Rethinking Local Community in Bosnia and Herzegovina – A Comparative Overview and Assessment of Community Governance Models and Practices in Croatia, Serbia, Sweden, Switzerland and Bosnia and Herzegovina

Rethinking Local Community in Bosnia and Herzegovina – A Comparative Overview and Assessment of Community Governance Models and Practices in Croatia, Serbia, Sweden, Switzerland and Bosnia and Herzegovina

September 23, 2016

This comparative research project was undertaken to gain an insight into different modes of sub-municipal and community governance to inform future efforts on improving the work of local communities in Bosnia and Herzegovina (BiH). It was carried out for UNDP as part of the project Strengthening the Role of Local Communities in Bosnia and Herzegovina, which is financed jointly by the governments of Switzerland and Sweden and implemented by UNDP BiH.

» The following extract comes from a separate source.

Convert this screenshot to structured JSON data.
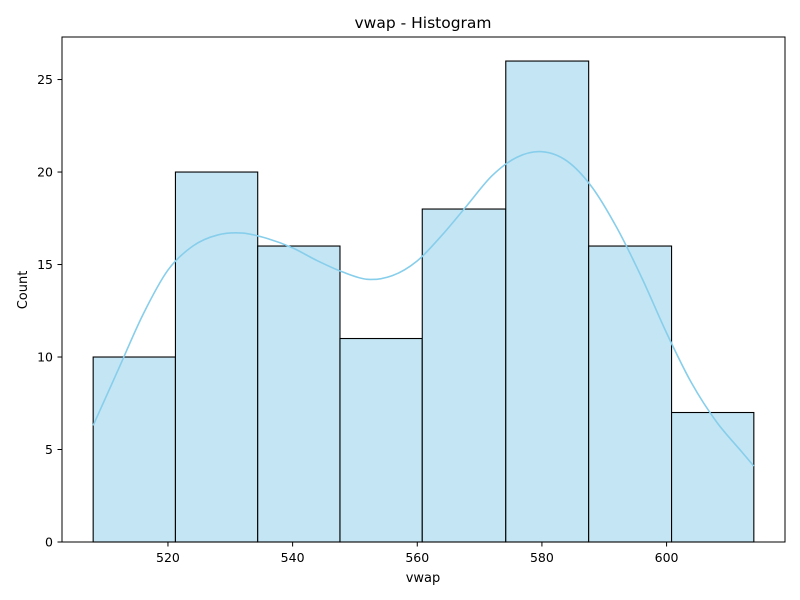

The work of community and sub-municipal governance units in Croatia, Serbia, Sweden and Switzerland was scrutinised with focus on their legal and institutional set-up, resources and the functions they perform. Desk research, legal analysis and surveys involving local government representatives and case study research were conducted in the four countries for this purpose. The gathered insights were then compared with the results of an empirical study on sub-municipal governance in BiH that was conducted in 2014 by the Center for Social Research ‘Analitika’.

A comparison of the five countries yielded a number of specific dilemmas related to the work of community/sub-municipal governance. One of them concerns the idea of community self-governance or ‘mjesna samouprava’, which is a term used to refer to such bodies in the legislation in Croatia, Serbia and BiH. The level of autonomy of such bodies is limited to a considerable extent in all three countries and therefore a discrepancy exists between the notion of self-governance and the extent of autonomy that such units are able to exert in practice.